I had a long talk with a friend this morning, a senior executive at a financial services firm.  He’s lucky.  He still has a job.  But he took a big pay cut and feels like the dumping ground for responsibilities left hanging when people were laid off.

My friend is being asked to do much more, for much less.  And his leadership team is so occupied with difficult lay-off’s, they haven’t come forward to define what next.  My friend feels deflated.  If he feels this way, imagine how less diligent, less committed players feel.

We tried to figure out what my friend could do to feel more in control.  We landed on a few actions that might help others who feel stalled in their tracks and leaders who are laying-off while trying to motivate the keepers at the same time.

Action breaks stalemates

1.  Delineate jobs in writing.
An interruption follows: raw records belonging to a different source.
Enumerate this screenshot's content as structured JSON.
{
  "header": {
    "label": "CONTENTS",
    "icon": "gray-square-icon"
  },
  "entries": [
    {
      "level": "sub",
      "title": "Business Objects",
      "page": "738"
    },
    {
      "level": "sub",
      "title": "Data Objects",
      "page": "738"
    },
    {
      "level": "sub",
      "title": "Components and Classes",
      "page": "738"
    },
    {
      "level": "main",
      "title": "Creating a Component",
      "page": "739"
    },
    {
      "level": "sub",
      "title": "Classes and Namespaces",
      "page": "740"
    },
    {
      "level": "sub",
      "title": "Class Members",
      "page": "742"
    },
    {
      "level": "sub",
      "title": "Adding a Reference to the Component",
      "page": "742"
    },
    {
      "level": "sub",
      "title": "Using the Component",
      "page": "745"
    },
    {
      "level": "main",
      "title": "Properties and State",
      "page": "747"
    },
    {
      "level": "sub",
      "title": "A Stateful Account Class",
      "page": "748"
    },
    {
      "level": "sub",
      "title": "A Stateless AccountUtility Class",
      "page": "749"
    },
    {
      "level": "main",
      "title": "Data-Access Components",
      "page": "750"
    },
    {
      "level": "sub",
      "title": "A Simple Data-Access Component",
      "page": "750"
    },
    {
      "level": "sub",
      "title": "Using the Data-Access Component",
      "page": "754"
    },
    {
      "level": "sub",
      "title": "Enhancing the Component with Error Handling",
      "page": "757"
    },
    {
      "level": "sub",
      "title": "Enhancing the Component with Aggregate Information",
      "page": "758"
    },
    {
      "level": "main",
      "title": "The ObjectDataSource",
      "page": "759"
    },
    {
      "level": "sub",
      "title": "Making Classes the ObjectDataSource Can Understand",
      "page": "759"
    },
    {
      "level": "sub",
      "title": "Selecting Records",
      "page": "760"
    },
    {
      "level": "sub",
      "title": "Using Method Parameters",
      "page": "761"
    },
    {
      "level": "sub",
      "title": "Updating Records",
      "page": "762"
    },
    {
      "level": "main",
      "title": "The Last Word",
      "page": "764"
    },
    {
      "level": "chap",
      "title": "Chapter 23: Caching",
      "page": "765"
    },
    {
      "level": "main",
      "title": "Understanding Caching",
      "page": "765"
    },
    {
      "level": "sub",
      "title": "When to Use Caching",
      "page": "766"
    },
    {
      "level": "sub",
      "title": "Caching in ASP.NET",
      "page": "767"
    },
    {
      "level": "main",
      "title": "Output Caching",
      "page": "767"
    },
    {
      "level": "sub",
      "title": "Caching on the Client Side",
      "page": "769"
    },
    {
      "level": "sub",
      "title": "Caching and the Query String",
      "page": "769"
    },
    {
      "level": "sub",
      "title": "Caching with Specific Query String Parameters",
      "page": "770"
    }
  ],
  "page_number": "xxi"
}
Every job is a new job after a big reorganization.  Discuss, negotiate, agree on what role each individual will play.  If your boss doesn’t do it, write your own role delineation.  Discuss it with your boss.  Get on the same sheet.  You won’t take risks or commit big if your role is ambiguous.

2.  Find a vision that faces reality but offers a path out of the storm (even if the probability of success is low).  The worst thing a company can do is have no plan.  If the leadership doesn’t offer a vision, pull a group together, and co-create it yourselves.  At least you’ll have a straw man to get the conversation going.

It’s easy to slip into stalemate when there’s turmoil.  We agreed that any leader in his/her right mind would appreciate my friend’s initiatives to organize and move forward.  That’s the big idea.